Santo Tomás de Aquino enseña en la Suma Teológica a toda la Iglesia que los preceptos añadidos al Evangelio deben exigirse con moderación. Ponía el ejemplo del mismo Cristo y de los Apóstoles, que dieron pocos preceptos. Y asegura que la Iglesia debe seguir ese principio “para no hacer pesada la vida de los fieles”, porque en caso contrario “se convertiría nuestra religión en una esclavitud” (Suma Teológica I, II, q. 107, a.4). Santo Tomás sigue la doctrina de san Agustín, que en una de sus “Cartas a Jenaro” pide moderación en los preceptos de la Iglesia, y explica que los preceptos de los hombres «abruman con cargas serviles la misma religión, que la misericordia de Dios proclamó libre con solo unos pocos y manifiestos sacramentos rituales2».

El papa Francisco ha recogido estas enseñanzas de la Tradición viva de la Iglesia, llamando tanto a la moderación como denunciando una cierta “obsesión por la ley”. Este principio aparece, con varios matices, por ejemplo en las Exhortaciones Apostólicas: Amoris Laetitia, 304, y Gaudete et Exsultate, 57-59. Quizás el texto más explícito sea el número 59 de Gaudete et Exultate, que retoma explícitamente la citada doctrina de santo Tomás, y explica: «Sin darnos cuenta, por pensar que todo depende del esfuerzo humano encauzado por normas y estructuras eclesiales, complicamos el Evangelio y nos volvemos esclavos de un esquema que deja pocos resquicios para que la gracia actúe».

Hace unas décadas, el patriarca Atenágoras clamaba –en sintonía de fondo con lo que hoy denuncia el Papa– contra un cristianismo como “religión de la ley y de la autocomplacencia”. Afirmaba la necesidad de libertad, que no puede ser entendida como “comodidad para la Iglesia”. Más bien, siguiendo a los Padres –y muy especialmente a san Juan Crisóstomo– Atenágoras decía claramente que la libertad “es el contenido del mensaje de la Iglesia”.

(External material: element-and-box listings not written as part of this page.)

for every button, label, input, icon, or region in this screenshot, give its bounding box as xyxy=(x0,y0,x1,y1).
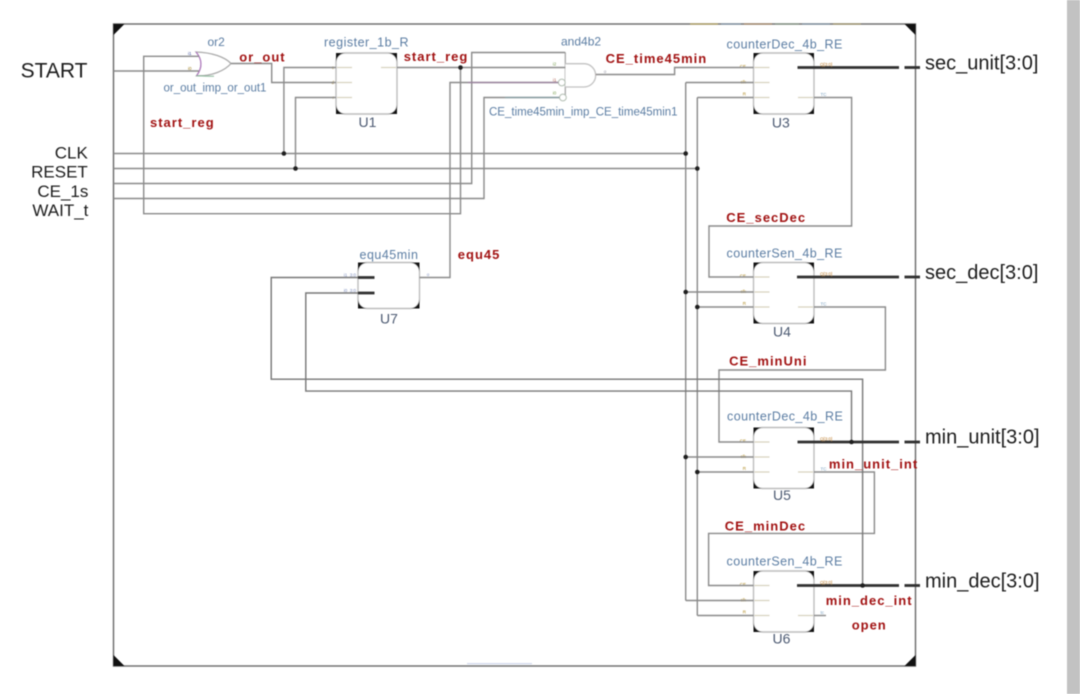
svg-text:equ45min: equ45min xyxy=(360,248,419,262)
svg-text:open: open xyxy=(852,617,887,632)
counter U3 body xyxy=(754,53,815,114)
svg-text:TC: TC xyxy=(821,92,828,97)
svg-text:i1: i1 xyxy=(553,77,557,82)
junction CLK trunk xyxy=(683,151,688,156)
bus min_dec U6 q output xyxy=(797,584,899,587)
frame corner mark bottom-right xyxy=(905,655,916,666)
svg-text:Q[3:0]: Q[3:0] xyxy=(820,437,832,442)
svg-text:CE: CE xyxy=(740,64,746,69)
register U1 body xyxy=(336,53,397,114)
U1 pin stubs xyxy=(337,68,396,98)
wire net WAIT_t to and4b2 i0 bubble xyxy=(114,98,560,199)
wire U6 tc open stub xyxy=(814,615,826,617)
svg-text:min_dec[3:0]: min_dec[3:0] xyxy=(925,571,1040,593)
U6 corner wedges xyxy=(754,571,815,632)
bus min_unit port segment xyxy=(905,441,921,444)
U5 pin stubs xyxy=(755,442,814,472)
U7 corner wedges xyxy=(358,263,420,309)
wire U1 rst tap xyxy=(296,98,337,169)
svg-text:CE: CE xyxy=(740,582,746,587)
svg-text:RESET: RESET xyxy=(31,163,88,182)
junction U4 clk xyxy=(683,290,688,295)
svg-text:TC: TC xyxy=(821,302,828,307)
comparator U7 body xyxy=(358,263,420,309)
or2 concave input edge (violet) xyxy=(196,52,201,76)
counter U4 body xyxy=(754,263,815,324)
U6 pin labels xyxy=(740,582,747,614)
and4b2 i1 inverter bubble xyxy=(558,79,565,86)
svg-text:CE_time45min: CE_time45min xyxy=(606,51,708,66)
svg-text:equ45: equ45 xyxy=(458,247,501,262)
junction min_dec_int on U6 q xyxy=(860,583,865,588)
wire CLK vertical trunk xyxy=(685,83,687,601)
junction U4 rst xyxy=(695,305,700,310)
or2 bottom-left edge tint xyxy=(197,75,215,77)
junction U1 rst on RESET xyxy=(293,166,298,171)
svg-text:CLK: CLK xyxy=(55,144,89,163)
svg-text:counterSen_4b_RE: counterSen_4b_RE xyxy=(727,246,843,260)
equ45 wire tint near and4b2 xyxy=(468,82,558,84)
frame tint dashes (scan artifact) xyxy=(467,24,861,664)
U1 corner wedges xyxy=(336,53,397,114)
frame corner mark bottom-left xyxy=(114,655,125,666)
U3 pin stubs xyxy=(755,68,814,98)
svg-text:or2: or2 xyxy=(208,35,226,49)
svg-text:counterDec_4b_RE: counterDec_4b_RE xyxy=(727,37,843,51)
svg-text:CE_secDec: CE_secDec xyxy=(726,210,806,225)
svg-text:CE_time45min_imp_CE_time45min1: CE_time45min_imp_CE_time45min1 xyxy=(489,107,678,119)
svg-text:sec_unit[3:0]: sec_unit[3:0] xyxy=(925,53,1038,75)
svg-text:register_1b_R: register_1b_R xyxy=(324,36,409,50)
junction min_unit_int on U5 q xyxy=(849,440,854,445)
bus sec_dec port segment xyxy=(905,276,921,279)
wire net start_reg U1 q to and4b2 i2 xyxy=(397,67,565,69)
svg-text:or_out: or_out xyxy=(239,49,285,64)
and4b2 i0 inverter bubble xyxy=(560,94,567,101)
wire net equ45 U7 o to and4b2 i1 bubble xyxy=(420,83,559,278)
U4 corner wedges xyxy=(754,263,815,324)
svg-text:Q[3:0]: Q[3:0] xyxy=(820,62,832,67)
svg-text:i1: i1 xyxy=(188,51,192,56)
wire net START xyxy=(114,70,200,72)
svg-text:counterSen_4b_RE: counterSen_4b_RE xyxy=(727,555,843,569)
svg-text:min_dec_int: min_dec_int xyxy=(826,593,913,608)
U1 pin labels xyxy=(331,65,334,100)
svg-text:CE_1s: CE_1s xyxy=(37,182,88,201)
svg-text:i0_3:0: i0_3:0 xyxy=(344,288,357,293)
svg-text:U7: U7 xyxy=(380,311,398,327)
and-gate and4b2 input bar xyxy=(564,53,566,101)
wire net CE_minUni U4 tc to U5 ce xyxy=(719,307,885,442)
svg-text:Q[3:0]: Q[3:0] xyxy=(820,580,832,585)
wire net CE_secDec U3 tc to U4 ce xyxy=(709,98,852,278)
counter U5 body xyxy=(754,428,815,489)
svg-text:or_out_imp_or_out1: or_out_imp_or_out1 xyxy=(164,82,267,94)
wire U1 clk tap xyxy=(284,68,336,154)
bus U7 i1 pin stub xyxy=(358,276,375,279)
svg-text:WAIT_t: WAIT_t xyxy=(32,201,88,220)
and4b2 output stub xyxy=(596,74,604,76)
wire U6 clk tap xyxy=(686,600,754,602)
and4b2 body xyxy=(565,64,595,87)
svg-text:sec_dec[3:0]: sec_dec[3:0] xyxy=(925,262,1038,284)
svg-text:start_reg: start_reg xyxy=(404,49,469,64)
frame corner mark top-right xyxy=(905,24,916,35)
wire U4 clk tap xyxy=(686,291,754,293)
svg-text:U4: U4 xyxy=(773,324,791,340)
svg-text:i0: i0 xyxy=(188,66,192,71)
junction U5 rst xyxy=(695,470,700,475)
wire start_reg feedback loop to or2 input i1 xyxy=(144,56,461,213)
junction RESET trunk xyxy=(695,166,700,171)
frame corner mark top-left xyxy=(114,24,125,35)
svg-text:START: START xyxy=(21,60,88,83)
svg-text:and4b2: and4b2 xyxy=(561,35,601,49)
wire U5 clk tap xyxy=(686,456,754,458)
sheet frame xyxy=(114,24,916,666)
bus U7 i0 pin stub xyxy=(358,292,375,295)
svg-text:U1: U1 xyxy=(359,114,377,130)
svg-text:CE_minDec: CE_minDec xyxy=(725,518,806,533)
svg-text:i1_3:0: i1_3:0 xyxy=(344,273,357,278)
junction U1 clk on CLK xyxy=(282,151,287,156)
svg-text:TC: TC xyxy=(821,467,828,472)
junction start_reg feedback xyxy=(458,65,463,70)
U4 pin stubs xyxy=(755,277,814,307)
wire RESET vertical trunk xyxy=(696,98,698,616)
junction U5 clk xyxy=(683,455,688,460)
wire net CE_time45min and4b2 o to U3 ce xyxy=(596,68,754,75)
svg-text:CE_minUni: CE_minUni xyxy=(729,354,807,369)
wire net CLK xyxy=(114,153,686,155)
svg-text:counterDec_4b_RE: counterDec_4b_RE xyxy=(727,410,843,424)
U3 pin labels xyxy=(740,64,747,96)
WAIT_t wire tint near and4b2 xyxy=(505,97,559,99)
bus sec_unit port segment xyxy=(905,66,921,69)
U5 corner wedges xyxy=(754,428,815,489)
or-gate or2 body xyxy=(196,52,231,76)
wire U5 rst tap xyxy=(697,471,753,473)
wire U6 rst tap xyxy=(697,615,753,617)
wire net min_dec_int feedback to U7 i1 xyxy=(271,278,862,586)
bus min_dec port segment xyxy=(905,584,921,587)
U4 pin labels xyxy=(740,274,747,306)
wire net CE_minDec U5 tc to U6 ce xyxy=(709,472,875,586)
svg-text:start_reg: start_reg xyxy=(150,115,215,130)
scrollbar band (right) xyxy=(1067,0,1080,694)
wire net min_unit_int feedback to U7 i0 xyxy=(306,293,852,442)
wire U3 rst tap xyxy=(697,97,753,99)
wire U4 rst tap xyxy=(697,306,753,308)
U3 corner wedges xyxy=(754,53,815,114)
svg-text:U5: U5 xyxy=(773,487,791,503)
svg-text:CE: CE xyxy=(740,439,746,444)
svg-text:Q[3:0]: Q[3:0] xyxy=(820,272,832,277)
svg-text:CE: CE xyxy=(740,274,746,279)
svg-text:i2: i2 xyxy=(553,62,557,67)
bus sec_unit U3 q output xyxy=(798,66,900,69)
wire net or_out to U1 d xyxy=(231,64,336,83)
wire net RESET xyxy=(114,168,698,170)
svg-text:i0: i0 xyxy=(553,91,557,96)
bus sec_dec U4 q output xyxy=(797,276,899,279)
svg-text:U3: U3 xyxy=(772,115,790,131)
wire U3 clk tap xyxy=(686,82,754,84)
svg-text:min_unit_int: min_unit_int xyxy=(829,456,918,471)
svg-text:min_unit[3:0]: min_unit[3:0] xyxy=(925,427,1040,449)
U5 pin labels xyxy=(740,439,747,471)
bus min_unit U5 q output xyxy=(798,441,900,444)
svg-text:U6: U6 xyxy=(773,631,791,647)
U6 pin stubs xyxy=(755,586,814,616)
counter U6 body xyxy=(754,571,815,632)
wire net CE_1s to and4b2 i3 xyxy=(114,53,566,184)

Una consecuencia de esta doctrina, de meridiana importancia en su aplicación para la vida religiosa (y que puede ser buen criterio para medir lo evangélico de un precepto, especialmente en la formación) es lo que el citado Patriarca de Constantinopla explicaba, recogiendo lo mejor de la tradición monástica oriental: «Un padre espiritual no forma nunca a “su propio” hijo espiritual, sino que engendra un hijo de Dios, adulto y libre».

Para quien quisiera profundizar más en el origen de esta idea, precisa que la religión es el sentimiento, no de la dependencia, sino de la independencia del hombre. «Si Dios no existe, el hombre depende completamente de la naturaleza y de la sociedad. Pero si Dios existe, el hombre es un ser espiritualmente independiente y su actitud ante Dios está determinada por su libertad, no por su dependencia».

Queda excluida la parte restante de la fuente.